L’œuvre fut pourtant critiquée, non pour la représentation de l’épisode ni pour le traitement de la figure du saint, mais pour l’un des deux hommes dans la barque. Le deuxième personnage à partir de la gauche, richement vêtu d’un manteau doré, serait en effet le portrait du commanditaire Tommaso Rangone, alors responsable de la confrérie. Les membres de la Scuola di san Marco s’en offusquèrent, mais Tintoret se refusa à modifier son tableau.

« Ranimer la semence plantée par le Seigneur »

Dans le Saint Marc sauvant un Sarrasin, la force persuasive de la composition et de la manière de Tintoret atteint un réel degré de maturité. Elle sert admirablement le sujet même de l’œuvre : un miracle, certes. Mais surtout un saint. Et quel saint pour l’orgueilleuse Venise ! Saint Marc est à Venise ce que saint Pierre est à Rome. Une figure tutélaire et protectrice tout à la fois. Rome eut le premier pape mais Venise, un évangéliste. Considéré par Origène et par saint Jérôme comme celui que le chef des Apôtres appelait son « fils » (1 P 5, 13), Marc, né en Galilée et d’abord prénommé Jean, accompagna Barnabé et Paul à Antioche puis à Chypre. Probable fondateur de l’Église d’Alexandrie, il y mourut martyr en 67. La tradition rapporte que les Vénitiens volèrent son corps en 828 pour le ramener dans la cité dont il devint le saint tutélaire. D’après Benoît XVI, celui que nous fêtons chaque 25 avril était un « sage annonciateur du Verbe ». Il fut aussi un remarquable évangélisateur, et la fécondité de sa vie, pour l’évangélisation de l’Afrique, est immense. Il y « ranima la semence plantée par le Seigneur » et témoigna « de la mort sur la croix du Fils de Dieu – ultime moment de la kénose –, et de son élévation souveraine, afin que toute langue proclame : « Jésus Christ est le Seigneur » pour la gloire de Dieu le Père (Ph 2, 11).
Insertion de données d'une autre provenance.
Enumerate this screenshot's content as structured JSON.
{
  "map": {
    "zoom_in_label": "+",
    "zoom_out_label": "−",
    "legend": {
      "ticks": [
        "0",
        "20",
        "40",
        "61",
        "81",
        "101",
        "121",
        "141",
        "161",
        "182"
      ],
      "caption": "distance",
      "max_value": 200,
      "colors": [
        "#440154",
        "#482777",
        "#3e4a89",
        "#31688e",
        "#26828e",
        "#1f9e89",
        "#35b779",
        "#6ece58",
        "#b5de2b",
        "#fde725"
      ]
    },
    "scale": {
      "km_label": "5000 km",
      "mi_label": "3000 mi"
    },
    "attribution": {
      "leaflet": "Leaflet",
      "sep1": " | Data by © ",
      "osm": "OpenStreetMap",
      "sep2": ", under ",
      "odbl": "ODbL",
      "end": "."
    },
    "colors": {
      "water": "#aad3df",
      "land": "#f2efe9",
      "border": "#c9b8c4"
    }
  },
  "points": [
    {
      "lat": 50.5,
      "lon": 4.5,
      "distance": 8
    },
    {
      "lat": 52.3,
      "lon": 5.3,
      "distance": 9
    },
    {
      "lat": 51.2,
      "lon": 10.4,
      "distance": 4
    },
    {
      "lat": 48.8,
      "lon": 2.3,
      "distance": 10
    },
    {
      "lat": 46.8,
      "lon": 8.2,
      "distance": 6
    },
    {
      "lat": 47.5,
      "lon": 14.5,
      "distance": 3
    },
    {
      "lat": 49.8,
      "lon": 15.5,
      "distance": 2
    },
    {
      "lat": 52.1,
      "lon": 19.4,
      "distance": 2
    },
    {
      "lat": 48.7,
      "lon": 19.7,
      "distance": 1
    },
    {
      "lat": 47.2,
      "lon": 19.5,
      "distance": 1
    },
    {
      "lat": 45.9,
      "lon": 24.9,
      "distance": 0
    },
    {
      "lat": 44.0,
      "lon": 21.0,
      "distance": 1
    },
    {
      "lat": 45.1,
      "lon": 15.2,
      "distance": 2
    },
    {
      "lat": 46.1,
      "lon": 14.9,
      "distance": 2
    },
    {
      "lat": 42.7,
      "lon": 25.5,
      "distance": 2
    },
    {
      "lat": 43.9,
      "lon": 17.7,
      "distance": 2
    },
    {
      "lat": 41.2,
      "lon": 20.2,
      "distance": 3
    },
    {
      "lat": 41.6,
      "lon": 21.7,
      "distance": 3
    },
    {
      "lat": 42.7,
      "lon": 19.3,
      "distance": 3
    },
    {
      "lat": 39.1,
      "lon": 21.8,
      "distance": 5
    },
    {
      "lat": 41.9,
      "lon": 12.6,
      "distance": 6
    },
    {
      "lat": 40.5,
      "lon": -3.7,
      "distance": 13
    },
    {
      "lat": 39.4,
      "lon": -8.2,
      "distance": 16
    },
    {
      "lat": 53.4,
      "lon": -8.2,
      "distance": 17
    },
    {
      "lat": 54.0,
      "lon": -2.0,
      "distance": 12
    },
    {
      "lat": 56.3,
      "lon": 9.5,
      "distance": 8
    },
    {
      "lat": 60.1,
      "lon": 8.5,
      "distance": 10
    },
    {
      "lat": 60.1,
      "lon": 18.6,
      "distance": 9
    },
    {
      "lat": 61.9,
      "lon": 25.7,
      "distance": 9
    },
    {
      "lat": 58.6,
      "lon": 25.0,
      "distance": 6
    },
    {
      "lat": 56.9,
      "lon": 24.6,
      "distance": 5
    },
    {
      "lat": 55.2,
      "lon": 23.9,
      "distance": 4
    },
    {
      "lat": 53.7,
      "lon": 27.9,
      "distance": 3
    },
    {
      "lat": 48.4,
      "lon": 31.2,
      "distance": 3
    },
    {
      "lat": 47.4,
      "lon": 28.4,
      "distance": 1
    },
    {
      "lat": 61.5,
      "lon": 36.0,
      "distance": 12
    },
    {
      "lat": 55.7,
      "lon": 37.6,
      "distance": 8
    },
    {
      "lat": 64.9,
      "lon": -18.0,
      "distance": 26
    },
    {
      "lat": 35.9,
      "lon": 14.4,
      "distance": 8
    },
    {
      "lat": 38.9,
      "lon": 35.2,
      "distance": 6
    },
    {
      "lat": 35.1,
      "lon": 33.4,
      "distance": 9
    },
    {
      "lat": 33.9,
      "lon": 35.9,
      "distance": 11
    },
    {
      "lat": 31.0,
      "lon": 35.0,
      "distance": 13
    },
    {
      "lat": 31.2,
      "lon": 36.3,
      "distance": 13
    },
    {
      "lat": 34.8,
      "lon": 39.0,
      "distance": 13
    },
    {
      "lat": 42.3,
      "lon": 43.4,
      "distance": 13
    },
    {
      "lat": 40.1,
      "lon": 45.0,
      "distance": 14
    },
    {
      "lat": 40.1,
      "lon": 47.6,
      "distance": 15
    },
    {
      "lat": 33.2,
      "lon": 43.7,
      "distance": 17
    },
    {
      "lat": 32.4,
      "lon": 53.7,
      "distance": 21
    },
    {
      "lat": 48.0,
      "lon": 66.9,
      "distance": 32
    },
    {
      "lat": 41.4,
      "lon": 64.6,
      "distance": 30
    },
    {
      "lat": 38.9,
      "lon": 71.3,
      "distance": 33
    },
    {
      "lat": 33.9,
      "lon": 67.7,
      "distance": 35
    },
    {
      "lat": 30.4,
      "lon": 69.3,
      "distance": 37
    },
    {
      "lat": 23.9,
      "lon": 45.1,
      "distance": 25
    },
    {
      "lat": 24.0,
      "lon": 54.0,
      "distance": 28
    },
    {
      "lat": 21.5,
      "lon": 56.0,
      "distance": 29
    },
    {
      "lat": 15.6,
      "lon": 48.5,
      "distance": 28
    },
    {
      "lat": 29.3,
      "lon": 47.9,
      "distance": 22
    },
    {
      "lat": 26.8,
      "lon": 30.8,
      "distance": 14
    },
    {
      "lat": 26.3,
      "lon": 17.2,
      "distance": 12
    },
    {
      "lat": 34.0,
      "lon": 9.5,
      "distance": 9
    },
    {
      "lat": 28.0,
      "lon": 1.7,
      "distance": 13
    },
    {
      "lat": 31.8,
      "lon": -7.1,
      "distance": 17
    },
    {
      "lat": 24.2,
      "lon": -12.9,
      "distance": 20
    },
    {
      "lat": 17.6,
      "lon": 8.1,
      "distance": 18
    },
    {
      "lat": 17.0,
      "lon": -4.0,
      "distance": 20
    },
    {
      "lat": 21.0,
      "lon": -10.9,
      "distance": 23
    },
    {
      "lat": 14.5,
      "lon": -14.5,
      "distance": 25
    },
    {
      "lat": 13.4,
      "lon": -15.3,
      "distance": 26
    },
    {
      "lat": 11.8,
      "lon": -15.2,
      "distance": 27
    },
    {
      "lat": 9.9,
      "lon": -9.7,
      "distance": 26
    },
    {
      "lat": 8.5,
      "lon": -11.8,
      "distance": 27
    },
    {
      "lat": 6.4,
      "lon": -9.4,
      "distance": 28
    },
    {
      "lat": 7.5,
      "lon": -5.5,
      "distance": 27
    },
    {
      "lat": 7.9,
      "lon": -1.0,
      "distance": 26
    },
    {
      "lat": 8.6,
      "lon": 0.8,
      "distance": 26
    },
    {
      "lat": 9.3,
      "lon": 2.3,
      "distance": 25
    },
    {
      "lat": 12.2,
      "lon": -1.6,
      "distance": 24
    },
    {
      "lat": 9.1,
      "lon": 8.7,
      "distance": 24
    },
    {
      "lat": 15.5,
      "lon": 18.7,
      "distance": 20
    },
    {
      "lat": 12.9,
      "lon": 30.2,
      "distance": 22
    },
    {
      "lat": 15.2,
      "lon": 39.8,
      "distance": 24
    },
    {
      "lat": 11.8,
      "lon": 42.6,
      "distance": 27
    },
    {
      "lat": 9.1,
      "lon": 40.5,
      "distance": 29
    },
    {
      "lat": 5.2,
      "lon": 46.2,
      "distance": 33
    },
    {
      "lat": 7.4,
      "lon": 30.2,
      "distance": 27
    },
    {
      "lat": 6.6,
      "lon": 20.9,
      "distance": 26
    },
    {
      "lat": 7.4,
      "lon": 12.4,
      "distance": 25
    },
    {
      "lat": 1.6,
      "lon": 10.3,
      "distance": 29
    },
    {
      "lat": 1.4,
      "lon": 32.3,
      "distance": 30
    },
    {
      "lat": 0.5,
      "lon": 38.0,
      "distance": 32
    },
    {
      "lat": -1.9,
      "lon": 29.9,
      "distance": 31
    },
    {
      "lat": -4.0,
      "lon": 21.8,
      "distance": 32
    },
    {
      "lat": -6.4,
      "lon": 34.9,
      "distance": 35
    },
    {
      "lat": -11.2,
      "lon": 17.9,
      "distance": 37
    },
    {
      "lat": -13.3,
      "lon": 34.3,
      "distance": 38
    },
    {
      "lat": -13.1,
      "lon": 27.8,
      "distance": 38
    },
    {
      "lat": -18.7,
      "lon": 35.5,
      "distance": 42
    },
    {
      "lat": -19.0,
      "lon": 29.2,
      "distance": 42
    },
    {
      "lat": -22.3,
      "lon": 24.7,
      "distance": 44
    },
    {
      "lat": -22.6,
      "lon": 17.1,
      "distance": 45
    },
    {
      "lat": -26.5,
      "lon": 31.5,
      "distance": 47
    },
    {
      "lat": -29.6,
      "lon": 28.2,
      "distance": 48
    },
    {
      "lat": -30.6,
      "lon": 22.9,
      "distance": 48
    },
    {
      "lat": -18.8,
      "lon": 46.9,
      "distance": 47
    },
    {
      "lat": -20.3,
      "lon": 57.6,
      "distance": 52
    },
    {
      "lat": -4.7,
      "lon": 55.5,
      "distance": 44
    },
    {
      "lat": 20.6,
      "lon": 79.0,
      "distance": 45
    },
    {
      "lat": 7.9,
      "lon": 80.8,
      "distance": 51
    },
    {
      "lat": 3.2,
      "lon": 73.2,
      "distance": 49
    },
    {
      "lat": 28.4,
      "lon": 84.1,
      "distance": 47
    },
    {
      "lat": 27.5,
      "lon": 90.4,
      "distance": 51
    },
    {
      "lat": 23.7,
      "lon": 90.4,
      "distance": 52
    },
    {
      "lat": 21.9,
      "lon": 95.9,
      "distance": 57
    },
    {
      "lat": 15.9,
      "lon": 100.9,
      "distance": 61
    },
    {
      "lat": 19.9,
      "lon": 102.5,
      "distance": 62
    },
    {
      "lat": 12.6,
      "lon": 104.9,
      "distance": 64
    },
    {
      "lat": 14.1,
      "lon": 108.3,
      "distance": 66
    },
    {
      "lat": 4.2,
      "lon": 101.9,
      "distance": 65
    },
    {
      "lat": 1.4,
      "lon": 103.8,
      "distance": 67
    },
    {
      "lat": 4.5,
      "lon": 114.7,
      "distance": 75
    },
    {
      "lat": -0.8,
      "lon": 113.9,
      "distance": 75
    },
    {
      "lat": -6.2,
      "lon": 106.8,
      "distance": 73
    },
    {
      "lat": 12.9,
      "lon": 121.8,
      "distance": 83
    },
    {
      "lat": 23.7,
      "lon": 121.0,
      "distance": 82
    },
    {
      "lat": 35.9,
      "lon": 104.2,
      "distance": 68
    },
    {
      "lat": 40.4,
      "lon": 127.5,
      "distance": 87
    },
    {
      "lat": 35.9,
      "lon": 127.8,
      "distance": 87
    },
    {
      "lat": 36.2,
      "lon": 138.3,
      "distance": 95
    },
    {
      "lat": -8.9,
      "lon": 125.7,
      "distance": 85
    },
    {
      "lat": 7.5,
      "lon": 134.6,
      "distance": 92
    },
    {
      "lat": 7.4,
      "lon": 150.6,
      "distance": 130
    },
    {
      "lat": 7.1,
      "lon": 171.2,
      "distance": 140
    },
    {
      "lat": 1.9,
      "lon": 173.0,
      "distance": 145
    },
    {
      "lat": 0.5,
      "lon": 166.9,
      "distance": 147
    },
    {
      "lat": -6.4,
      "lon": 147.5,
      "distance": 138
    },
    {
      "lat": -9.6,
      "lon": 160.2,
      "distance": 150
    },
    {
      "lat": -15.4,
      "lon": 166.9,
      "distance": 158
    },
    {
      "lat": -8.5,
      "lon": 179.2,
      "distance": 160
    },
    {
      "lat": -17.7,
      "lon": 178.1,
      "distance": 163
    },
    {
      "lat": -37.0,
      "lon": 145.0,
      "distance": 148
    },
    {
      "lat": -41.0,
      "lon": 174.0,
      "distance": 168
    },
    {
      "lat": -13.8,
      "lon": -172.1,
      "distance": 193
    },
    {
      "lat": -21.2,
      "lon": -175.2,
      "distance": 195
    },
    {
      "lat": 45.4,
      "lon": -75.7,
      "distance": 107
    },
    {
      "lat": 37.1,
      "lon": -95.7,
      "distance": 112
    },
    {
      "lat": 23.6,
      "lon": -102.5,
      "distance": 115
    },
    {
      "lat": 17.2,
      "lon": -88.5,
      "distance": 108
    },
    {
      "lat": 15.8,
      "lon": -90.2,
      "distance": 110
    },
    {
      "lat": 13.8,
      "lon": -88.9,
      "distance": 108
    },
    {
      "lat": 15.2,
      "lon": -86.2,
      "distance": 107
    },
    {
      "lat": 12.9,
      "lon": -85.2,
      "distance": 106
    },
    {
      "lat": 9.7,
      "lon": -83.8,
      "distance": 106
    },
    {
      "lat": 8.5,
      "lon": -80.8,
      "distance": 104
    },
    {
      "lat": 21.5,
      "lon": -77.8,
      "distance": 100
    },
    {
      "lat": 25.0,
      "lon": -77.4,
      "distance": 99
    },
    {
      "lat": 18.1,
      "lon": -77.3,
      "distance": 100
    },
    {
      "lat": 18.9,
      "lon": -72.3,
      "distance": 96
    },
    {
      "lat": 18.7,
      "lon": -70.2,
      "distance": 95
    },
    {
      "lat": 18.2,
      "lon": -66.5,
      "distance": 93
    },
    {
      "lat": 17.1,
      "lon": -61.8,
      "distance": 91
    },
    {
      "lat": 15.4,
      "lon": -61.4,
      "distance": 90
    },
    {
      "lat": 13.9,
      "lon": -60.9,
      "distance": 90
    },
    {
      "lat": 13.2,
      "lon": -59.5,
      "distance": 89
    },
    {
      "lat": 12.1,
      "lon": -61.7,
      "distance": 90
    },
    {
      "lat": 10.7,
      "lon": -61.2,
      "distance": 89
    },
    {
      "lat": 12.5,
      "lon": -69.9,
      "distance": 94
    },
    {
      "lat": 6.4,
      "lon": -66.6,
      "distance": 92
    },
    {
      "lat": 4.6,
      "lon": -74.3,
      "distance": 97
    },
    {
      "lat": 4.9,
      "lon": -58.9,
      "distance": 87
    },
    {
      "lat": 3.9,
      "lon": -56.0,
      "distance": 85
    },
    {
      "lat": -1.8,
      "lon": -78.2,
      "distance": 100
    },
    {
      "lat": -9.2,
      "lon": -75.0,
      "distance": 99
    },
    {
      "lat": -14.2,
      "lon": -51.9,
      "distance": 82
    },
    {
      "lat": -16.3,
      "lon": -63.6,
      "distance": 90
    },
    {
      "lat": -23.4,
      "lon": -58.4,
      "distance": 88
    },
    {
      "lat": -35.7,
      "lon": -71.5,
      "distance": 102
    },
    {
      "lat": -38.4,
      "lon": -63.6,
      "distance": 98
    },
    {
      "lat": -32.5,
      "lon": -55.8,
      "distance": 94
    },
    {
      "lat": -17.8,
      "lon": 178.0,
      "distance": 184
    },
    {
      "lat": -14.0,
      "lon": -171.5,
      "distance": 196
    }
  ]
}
En le célébrant, nous sommes ainsi appelés à prier particulièrement pour Venise, cité où se rencontrent l’Orient et l’Occident, mais aussi pour nos frères qui, en terre africaine, vivent, souvent avec beaucoup de courage, la foi reçue des Apôtres. Pour que l’Évangile continue d’y être proclamé et vécu et pour que les Églises poursuivent le dialogue d’unité qu’elles ont engagé en répondant à l’appel pressant du concile Vatican II à « faire progresser l’unité de tous les chrétiens » (Orientalium Ecclesiarum).

 

Sophie Mouquin

Maître de conférences en histoire de l'art moderne à l'université de Lille

 

Saint Marc sauvant un Sarrasin d’un naufrage (1566), Tintoret (1518-1594), Venise (Italie), Gallerie dell’Accademia.